IL COMPITO DEL TESTIMONE: PORTARE A
GESU’! (Gv. 1,35-42)
In
questa seconda domenica del tempo ordinario l’evangelista Giovanni ci racconta
come alcuni discepoli del Battista siano passati a seguire Gesù, che diventerà
il loro nuovo Maestro. Si scopre innanzitutto che il mistero della chiamata si
dà all’interno del dinamismo di relazioni interpersonali. Il Vangelo ci mostra
chiaramente che, se nel passato la rivelazione avveniva attraverso voci
misteriose e visioni, ora si fa presente nella persona tangibile di Cristo,
nella cui casa si può abitare: “…videro dove egli dimorava e quel giorno
rimasero con lui”. Ancora una volta siamo qui ad affermare che il
Vangelo è l’incontro con una persona speciale, Gesù, e che questo incontro deve
diventare testimonianza di vita. Il compito del testimone è quello di portare i
fratelli a Gesù, mediante le scelte, le azioni e la propria storia personale.

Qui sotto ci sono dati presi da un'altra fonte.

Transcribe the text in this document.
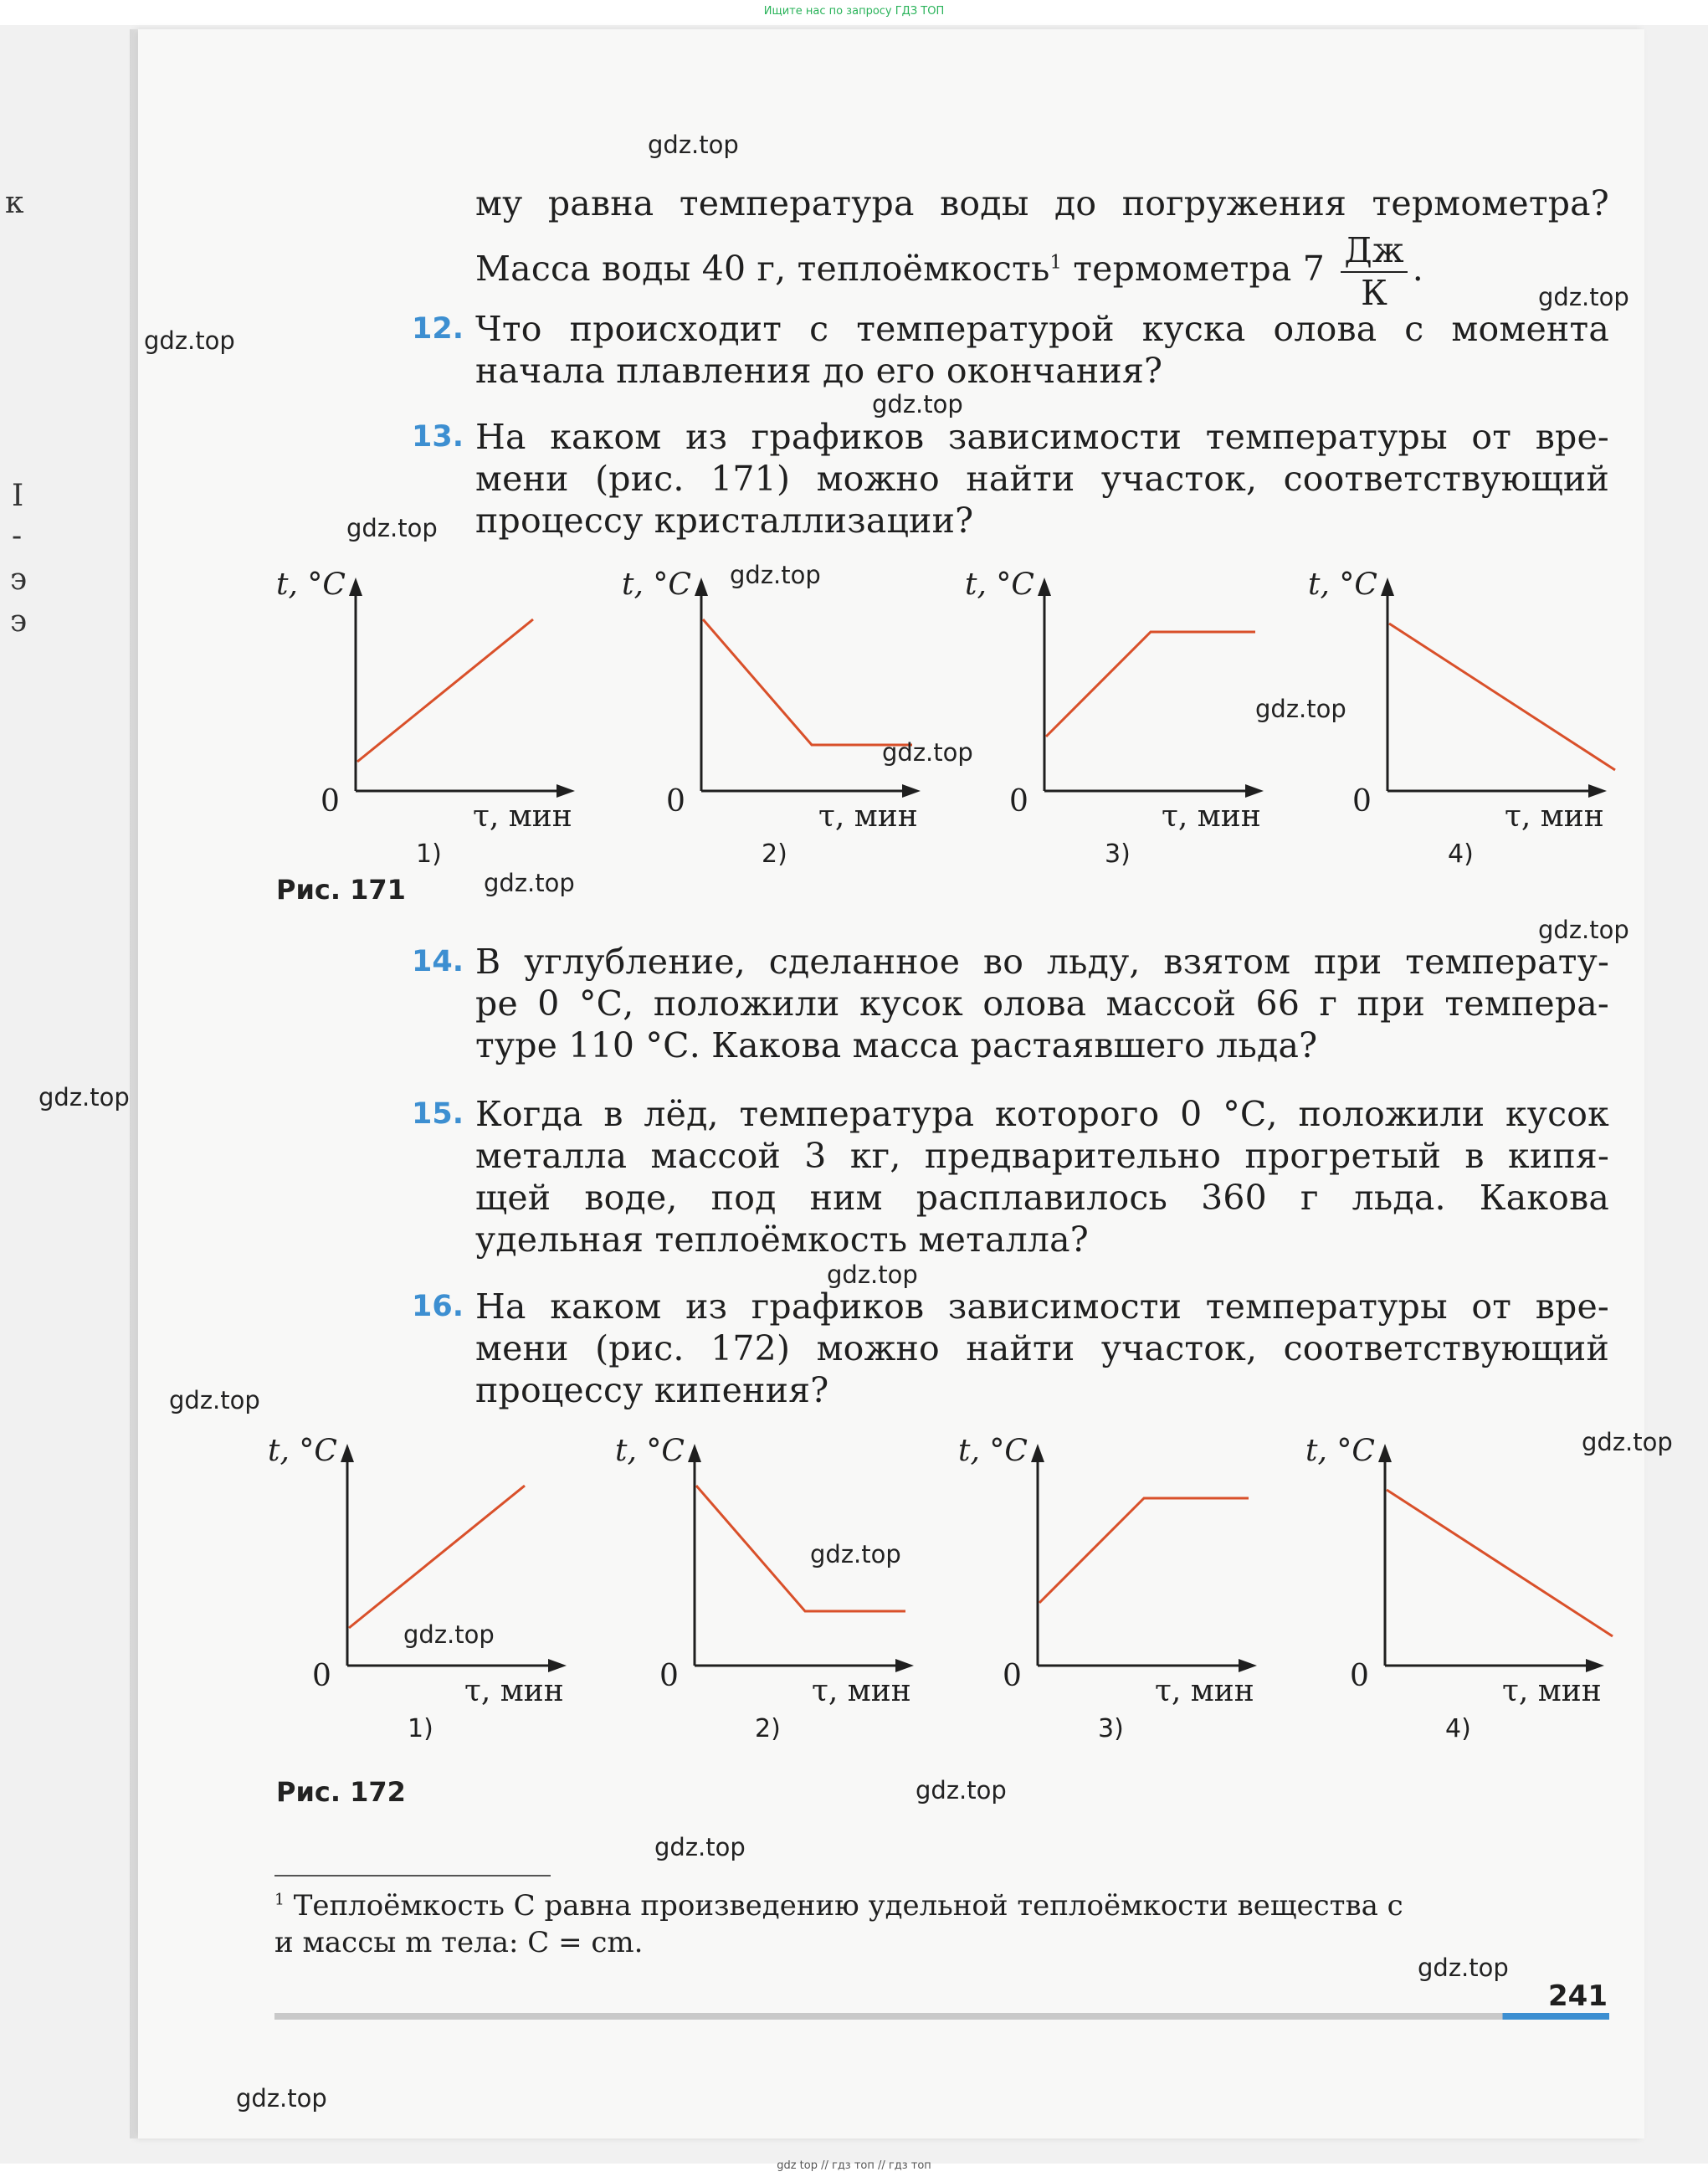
Ищите нас по запросу ГДЗ ТОП
gdz top // гдз топ // гдз топ
к
I
-
э
э
му равна температура воды до погружения термометра?
Масса воды 40 г, теплоёмкость$^1$ термометра $7 \frac{Дж}{К}$ .
12. Что происходит с температурой куска олова с момента
начала плавления до его окончания?
13. На каком из графиков зависимости температуры от вре-
мени (рис. 171) можно найти участок, соответствующий
процессу кристаллизации?
t, °С
0	τ, мин
1)
t, °С
0	τ, мин
2)
t, °С
0	τ, мин
3)
t, °С
0	τ, мин
4)
Рис. 171
14. В углубление, сделанное во льду, взятом при температу-
ре 0 °С, положили кусок олова массой 66 г при темпера-
туре 110 °С. Какова масса растаявшего льда?
15. Когда в лёд, температура которого 0 °С, положили кусок
металла массой 3 кг, предварительно прогретый в кипя-
щей воде, под ним расплавилось 360 г льда. Какова
удельная теплоёмкость металла?
16. На каком из графиков зависимости температуры от вре-
мени (рис. 172) можно найти участок, соответствующий
процессу кипения?
t, °С
0	τ, мин
1)
t, °С
0	τ, мин
2)
t, °С
0	τ, мин
3)
t, °С
0	τ, мин
4)
Рис. 172
$^1$ Теплоёмкость C равна произведению удельной теплоёмкости вещества c
и массы m тела: C = cm.
241
gdz.top
gdz.top
gdz.top
gdz.top
gdz.top
gdz.top
gdz.top
gdz.top
gdz.top
gdz.top
gdz.top
gdz.top
gdz.top
gdz.top
gdz.top
gdz.top
gdz.top
gdz.top
gdz.top
gdz.top
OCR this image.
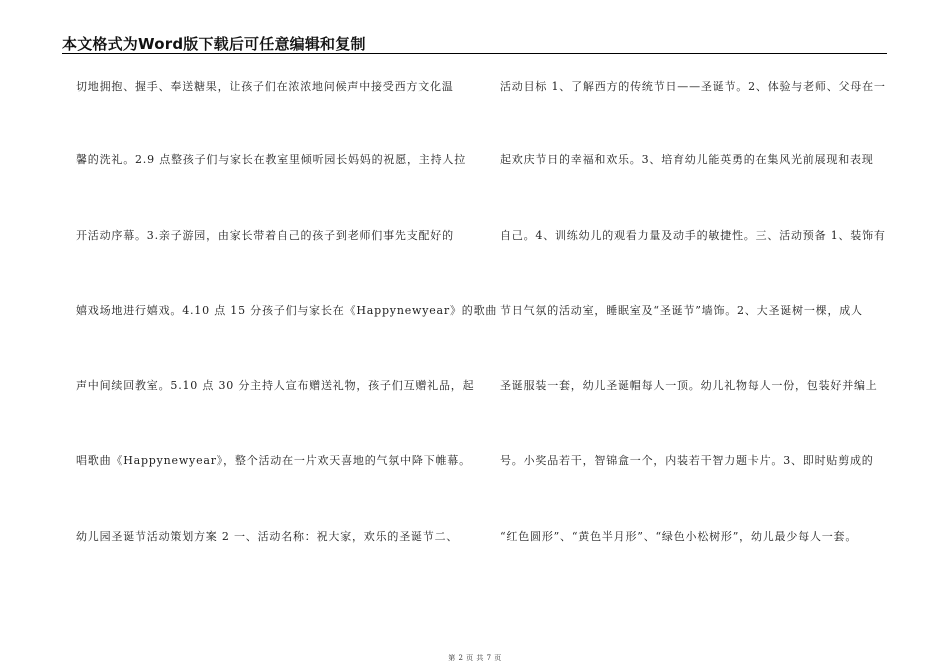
本文格式为Word版下载后可任意编辑和复制
切地拥抱、握手、奉送糖果，让孩子们在浓浓地问候声中接受西方文化温
馨的洗礼。2.9 点整孩子们与家长在教室里倾听园长妈妈的祝愿，主持人拉
开活动序幕。3.亲子游园，由家长带着自己的孩子到老师们事先支配好的
嬉戏场地进行嬉戏。4.10 点 15 分孩子们与家长在《Happynewyear》的歌曲
声中间续回教室。5.10 点 30 分主持人宣布赠送礼物，孩子们互赠礼品，起
唱歌曲《Happynewyear》，整个活动在一片欢天喜地的气氛中降下帷幕。
幼儿园圣诞节活动策划方案 2 一、活动名称：祝大家，欢乐的圣诞节二、
活动目标 1、了解西方的传统节日——圣诞节。2、体验与老师、父母在一
起欢庆节日的幸福和欢乐。3、培育幼儿能英勇的在集风光前展现和表现
自己。4、训练幼儿的观看力量及动手的敏捷性。三、活动预备 1、装饰有
节日气氛的活动室，睡眠室及“圣诞节”墙饰。2、大圣诞树一棵，成人
圣诞服装一套，幼儿圣诞帽每人一顶。幼儿礼物每人一份，包装好并编上
号。小奖品若干，智锦盒一个，内装若干智力题卡片。3、即时贴剪成的
“红色圆形”、“黄色半月形”、“绿色小松树形”，幼儿最少每人一套。
第 2 页 共 7 页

Le parole non bastano più, bisogna mettere sul piatto tutta la nostra
esperienza personale, il nostro vissuto e la nostra storia, senza cercare il successo
né temere fallimenti. Che cosa può voler dire, allora, essere testimoni che
aiutano a incontrare Gesù? Solo incontrando Gesù è possibile vedere il volto
visibile del Padre, che è il Dio invisibile. Pertanto, può diventare testimone
che aiuta ad incontrare Gesù, solo colui che si lascia incontrare da Lui,
continuando senza stancarsi a cercarlo. L’incontro con Gesù comincia sempre con
queste parole: “Che cosa cercate?” Senza questo dinamismo di ricerca e di
incontro, il testimone rischia di ridursi a un insopportabile “doganiere della fede”, come ebbe a dire
papa Francesco. Lasciarsi incontrare da Gesù e aiutare i fratelli ad incontrare
Gesù: questo è il compito del vero testimone. Ma c’è un altro aspetto che non
va dimenticato, cioè, che il testimone non è mai un “solista” malato di protagonismo o esibizionismo. Il vero testimone
si sente parte di una grande famiglia di fratelli nella fede, quelli vicini e
quelli lontani, quelli viventi in terra e quelli viventi nella patria celeste.
Papa Francesco insiste su questo aspetto: “Ai
cristiani di tutte le comunità del mondo desidero chiedere soprattutto una
testimonianza di comunione fraterna che diventi attraente e luminosa”. E
ancora: “Ciascuna porzione del Popolo di
Dio, traducendo nella propria vita il dono di Dio secondo il proprio genio,
offre testimonianza alla fede ricevuta e la arricchisce con nuove espressioni
che sono eloquenti” (EG). E’ a questo genio creativo della testimonianza
che dobbiamo affidarci, se vogliamo realmente contrastare le nostre ritualità
stanche, accettando l’invito del Maestro a rinascere dall’alto (Gv. 3,3).